Thanks, quite interesting.
I also like flatpak, but I use it differently: mostly one qube per application.
To do that I installed flatpak
package in the template (sudo dnf install flatpak
).
And in qubes based on that basic template I add --user
flag to all calls of flatpak
.
E.g. to install some software inside the qube:
flatpak --user remote-add --if-not-exists flathub https://flathub.org/repo/flathub.flatpakrepo
flatpak --user install remmina
flatpak --user run org.remmina.Remmina
Then I can make custom icon launcher on the panel to execute this software. No need to do anything with the template.

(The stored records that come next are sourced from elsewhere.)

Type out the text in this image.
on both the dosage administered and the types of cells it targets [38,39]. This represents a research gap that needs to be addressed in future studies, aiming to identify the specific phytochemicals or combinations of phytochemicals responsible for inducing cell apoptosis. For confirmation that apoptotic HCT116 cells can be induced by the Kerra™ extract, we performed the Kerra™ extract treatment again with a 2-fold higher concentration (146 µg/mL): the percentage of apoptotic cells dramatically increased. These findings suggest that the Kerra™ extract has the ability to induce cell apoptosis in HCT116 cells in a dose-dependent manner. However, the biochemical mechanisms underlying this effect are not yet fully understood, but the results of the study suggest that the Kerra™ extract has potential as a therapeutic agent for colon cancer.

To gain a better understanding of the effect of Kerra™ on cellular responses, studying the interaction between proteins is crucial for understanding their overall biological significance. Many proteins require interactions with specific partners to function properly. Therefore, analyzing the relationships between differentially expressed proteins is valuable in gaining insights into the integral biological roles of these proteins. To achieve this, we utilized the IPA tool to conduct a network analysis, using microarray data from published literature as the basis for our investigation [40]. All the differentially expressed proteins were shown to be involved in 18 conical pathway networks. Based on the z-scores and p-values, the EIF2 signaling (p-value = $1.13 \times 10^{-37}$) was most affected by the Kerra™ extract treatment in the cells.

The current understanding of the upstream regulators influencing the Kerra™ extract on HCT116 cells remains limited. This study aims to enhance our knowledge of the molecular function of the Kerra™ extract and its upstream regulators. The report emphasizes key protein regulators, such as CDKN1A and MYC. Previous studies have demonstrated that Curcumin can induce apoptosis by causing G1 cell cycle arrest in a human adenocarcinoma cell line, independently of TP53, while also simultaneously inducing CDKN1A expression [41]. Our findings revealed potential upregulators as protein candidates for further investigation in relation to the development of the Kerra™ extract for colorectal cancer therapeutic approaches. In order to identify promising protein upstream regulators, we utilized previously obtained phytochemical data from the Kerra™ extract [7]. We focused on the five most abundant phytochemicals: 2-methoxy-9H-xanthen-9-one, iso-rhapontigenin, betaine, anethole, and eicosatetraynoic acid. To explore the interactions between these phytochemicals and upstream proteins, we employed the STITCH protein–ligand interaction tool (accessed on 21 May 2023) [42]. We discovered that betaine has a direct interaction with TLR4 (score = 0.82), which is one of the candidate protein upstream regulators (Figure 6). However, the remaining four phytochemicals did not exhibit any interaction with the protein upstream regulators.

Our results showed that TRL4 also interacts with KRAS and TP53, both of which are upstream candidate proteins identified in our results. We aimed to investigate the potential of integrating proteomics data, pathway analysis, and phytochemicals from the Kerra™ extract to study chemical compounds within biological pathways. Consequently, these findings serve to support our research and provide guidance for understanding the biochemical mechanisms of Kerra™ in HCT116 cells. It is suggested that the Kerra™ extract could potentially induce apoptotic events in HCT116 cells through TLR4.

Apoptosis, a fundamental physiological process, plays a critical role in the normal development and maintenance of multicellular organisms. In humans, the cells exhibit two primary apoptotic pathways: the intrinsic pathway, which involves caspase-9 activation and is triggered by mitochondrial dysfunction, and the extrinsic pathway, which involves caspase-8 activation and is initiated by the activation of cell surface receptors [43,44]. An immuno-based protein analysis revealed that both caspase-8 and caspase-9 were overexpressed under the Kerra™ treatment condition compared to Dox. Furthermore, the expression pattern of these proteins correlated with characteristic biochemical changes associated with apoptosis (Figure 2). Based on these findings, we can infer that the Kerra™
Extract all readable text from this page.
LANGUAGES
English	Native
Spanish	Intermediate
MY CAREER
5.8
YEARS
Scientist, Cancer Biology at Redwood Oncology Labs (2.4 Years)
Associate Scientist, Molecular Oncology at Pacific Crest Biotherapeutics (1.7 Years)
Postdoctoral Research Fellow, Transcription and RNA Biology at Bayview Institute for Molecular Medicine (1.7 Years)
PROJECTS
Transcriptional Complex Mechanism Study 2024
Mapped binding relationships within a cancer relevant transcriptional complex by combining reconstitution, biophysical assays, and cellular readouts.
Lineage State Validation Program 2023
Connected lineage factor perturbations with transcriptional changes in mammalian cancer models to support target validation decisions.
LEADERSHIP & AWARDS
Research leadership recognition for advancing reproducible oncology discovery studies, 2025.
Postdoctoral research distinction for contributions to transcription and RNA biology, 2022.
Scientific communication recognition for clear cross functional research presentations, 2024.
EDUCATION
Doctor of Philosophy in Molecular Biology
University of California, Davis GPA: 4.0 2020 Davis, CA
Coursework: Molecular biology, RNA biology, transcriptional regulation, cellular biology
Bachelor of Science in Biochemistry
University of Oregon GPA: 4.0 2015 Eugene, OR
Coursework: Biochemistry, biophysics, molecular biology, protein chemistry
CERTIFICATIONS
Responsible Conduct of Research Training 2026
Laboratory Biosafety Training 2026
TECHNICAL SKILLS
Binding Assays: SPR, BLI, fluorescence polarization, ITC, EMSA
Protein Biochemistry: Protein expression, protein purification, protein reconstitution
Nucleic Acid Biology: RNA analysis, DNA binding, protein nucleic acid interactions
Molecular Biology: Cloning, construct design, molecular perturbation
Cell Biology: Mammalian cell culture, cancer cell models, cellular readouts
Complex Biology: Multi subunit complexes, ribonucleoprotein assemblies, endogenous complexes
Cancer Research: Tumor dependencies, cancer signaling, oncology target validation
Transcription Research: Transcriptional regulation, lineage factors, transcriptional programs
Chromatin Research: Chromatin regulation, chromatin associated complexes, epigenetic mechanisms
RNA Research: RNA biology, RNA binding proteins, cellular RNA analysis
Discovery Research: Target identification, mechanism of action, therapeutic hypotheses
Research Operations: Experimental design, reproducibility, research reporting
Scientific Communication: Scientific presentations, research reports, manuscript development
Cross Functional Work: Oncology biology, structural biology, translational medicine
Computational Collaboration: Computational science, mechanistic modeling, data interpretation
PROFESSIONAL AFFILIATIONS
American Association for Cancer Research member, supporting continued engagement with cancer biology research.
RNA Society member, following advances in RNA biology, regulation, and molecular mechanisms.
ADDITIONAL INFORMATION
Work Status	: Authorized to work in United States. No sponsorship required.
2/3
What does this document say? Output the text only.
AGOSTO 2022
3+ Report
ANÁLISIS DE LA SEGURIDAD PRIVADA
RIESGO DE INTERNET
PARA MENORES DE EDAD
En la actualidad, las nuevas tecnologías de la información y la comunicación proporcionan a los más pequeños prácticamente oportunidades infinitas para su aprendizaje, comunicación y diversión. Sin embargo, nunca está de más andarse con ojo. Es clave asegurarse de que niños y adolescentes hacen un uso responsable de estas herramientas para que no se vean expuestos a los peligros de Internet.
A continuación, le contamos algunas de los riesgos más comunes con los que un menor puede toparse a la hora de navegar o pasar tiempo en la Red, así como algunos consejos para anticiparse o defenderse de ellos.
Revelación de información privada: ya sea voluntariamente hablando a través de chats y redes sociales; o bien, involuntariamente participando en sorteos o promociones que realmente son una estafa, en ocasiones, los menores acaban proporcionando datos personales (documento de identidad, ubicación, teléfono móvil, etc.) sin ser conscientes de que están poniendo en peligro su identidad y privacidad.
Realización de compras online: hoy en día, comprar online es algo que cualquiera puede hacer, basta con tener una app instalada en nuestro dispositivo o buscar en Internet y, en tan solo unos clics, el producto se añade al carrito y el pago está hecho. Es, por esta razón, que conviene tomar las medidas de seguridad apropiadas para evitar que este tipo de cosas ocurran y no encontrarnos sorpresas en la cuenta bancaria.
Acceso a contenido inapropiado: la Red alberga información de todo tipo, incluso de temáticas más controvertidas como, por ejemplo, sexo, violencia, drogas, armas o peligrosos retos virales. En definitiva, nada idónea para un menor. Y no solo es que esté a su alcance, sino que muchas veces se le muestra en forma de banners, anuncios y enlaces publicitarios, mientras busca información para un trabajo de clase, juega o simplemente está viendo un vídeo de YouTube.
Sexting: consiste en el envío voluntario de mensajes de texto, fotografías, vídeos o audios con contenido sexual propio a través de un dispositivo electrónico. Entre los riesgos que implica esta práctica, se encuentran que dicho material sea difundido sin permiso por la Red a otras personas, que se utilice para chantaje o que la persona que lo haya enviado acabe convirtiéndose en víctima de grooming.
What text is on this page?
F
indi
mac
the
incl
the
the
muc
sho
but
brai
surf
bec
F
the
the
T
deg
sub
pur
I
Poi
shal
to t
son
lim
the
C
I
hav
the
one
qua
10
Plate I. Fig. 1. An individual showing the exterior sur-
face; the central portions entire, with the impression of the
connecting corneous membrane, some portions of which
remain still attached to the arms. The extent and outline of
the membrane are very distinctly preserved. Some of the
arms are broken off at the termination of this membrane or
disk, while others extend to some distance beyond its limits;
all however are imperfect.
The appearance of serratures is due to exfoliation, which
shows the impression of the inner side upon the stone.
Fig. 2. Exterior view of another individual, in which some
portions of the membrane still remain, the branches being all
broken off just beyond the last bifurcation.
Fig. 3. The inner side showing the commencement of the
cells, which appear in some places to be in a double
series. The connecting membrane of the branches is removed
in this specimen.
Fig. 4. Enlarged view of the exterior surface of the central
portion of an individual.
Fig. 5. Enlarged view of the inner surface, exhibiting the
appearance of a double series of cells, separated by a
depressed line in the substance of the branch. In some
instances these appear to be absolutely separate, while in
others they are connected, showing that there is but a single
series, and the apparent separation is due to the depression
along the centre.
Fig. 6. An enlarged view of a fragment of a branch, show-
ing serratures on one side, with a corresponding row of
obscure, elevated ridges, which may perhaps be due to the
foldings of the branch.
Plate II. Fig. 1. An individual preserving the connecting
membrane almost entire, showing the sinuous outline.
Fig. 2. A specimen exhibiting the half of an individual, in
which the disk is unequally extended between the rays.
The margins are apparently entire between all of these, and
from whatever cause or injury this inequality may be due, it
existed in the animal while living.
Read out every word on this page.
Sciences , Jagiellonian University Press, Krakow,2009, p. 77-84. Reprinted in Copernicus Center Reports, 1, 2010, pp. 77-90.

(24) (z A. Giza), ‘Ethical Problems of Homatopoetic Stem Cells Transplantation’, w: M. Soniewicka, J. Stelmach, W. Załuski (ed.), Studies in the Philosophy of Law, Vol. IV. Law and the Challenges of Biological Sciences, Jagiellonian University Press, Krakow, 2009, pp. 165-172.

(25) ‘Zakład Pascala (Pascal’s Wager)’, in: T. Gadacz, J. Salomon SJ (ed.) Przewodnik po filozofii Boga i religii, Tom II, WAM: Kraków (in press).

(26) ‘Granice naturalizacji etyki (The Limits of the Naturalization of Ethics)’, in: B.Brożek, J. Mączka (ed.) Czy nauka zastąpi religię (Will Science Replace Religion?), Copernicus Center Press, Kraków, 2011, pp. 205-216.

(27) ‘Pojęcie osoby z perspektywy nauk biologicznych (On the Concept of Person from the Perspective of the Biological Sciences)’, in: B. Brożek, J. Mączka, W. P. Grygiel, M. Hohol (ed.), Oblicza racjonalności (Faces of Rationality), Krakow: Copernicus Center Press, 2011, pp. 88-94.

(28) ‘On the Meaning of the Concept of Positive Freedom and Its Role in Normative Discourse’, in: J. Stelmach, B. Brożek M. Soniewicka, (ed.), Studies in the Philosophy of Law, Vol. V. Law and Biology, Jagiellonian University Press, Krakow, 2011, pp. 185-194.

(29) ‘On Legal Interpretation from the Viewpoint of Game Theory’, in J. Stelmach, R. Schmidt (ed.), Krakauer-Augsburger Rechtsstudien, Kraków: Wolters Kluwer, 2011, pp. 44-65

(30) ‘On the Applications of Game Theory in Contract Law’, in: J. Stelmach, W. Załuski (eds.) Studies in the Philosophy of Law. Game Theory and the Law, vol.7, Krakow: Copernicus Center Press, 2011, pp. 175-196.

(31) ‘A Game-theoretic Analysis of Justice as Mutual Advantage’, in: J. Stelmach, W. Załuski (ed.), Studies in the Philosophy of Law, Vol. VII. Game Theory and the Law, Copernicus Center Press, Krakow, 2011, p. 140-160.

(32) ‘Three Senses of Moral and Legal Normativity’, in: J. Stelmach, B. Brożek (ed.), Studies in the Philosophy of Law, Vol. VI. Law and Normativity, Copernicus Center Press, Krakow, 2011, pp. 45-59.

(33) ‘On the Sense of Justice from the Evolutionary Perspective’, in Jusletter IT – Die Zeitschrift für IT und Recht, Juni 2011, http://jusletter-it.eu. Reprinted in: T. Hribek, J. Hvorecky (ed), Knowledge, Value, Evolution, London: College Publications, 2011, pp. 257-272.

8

I can have qubes for apps, not templates for everything: whatsapp qube, telegram qube (maybe several is needed), any_specific_software_qube.
Advantages:
- it is easier in general,
- qube has only software that I need in it, not all other apps (including proprietary) from template,
- it is more secure, because if something bad exists in flatpak-package it will only affect one qube, not all qubes which use some template,
- updates are easier, I just update one app, not even starting the template and not potentially affecting other qubes,
- everything is local and does not require to think about any Qubes OS specific tricks when part of the application is in another template.
- backup of such qube will have everything important to reuse it somewhere: both user settings and application in user’s directory.
Disadvantages:
The only one I see is higher disk size usage:
- applications cannot share flatpak dependencies across qubes,
- having multiple qubes with the same specific flatpak package will require space in each of them,
- backup size of such qube is also bigger.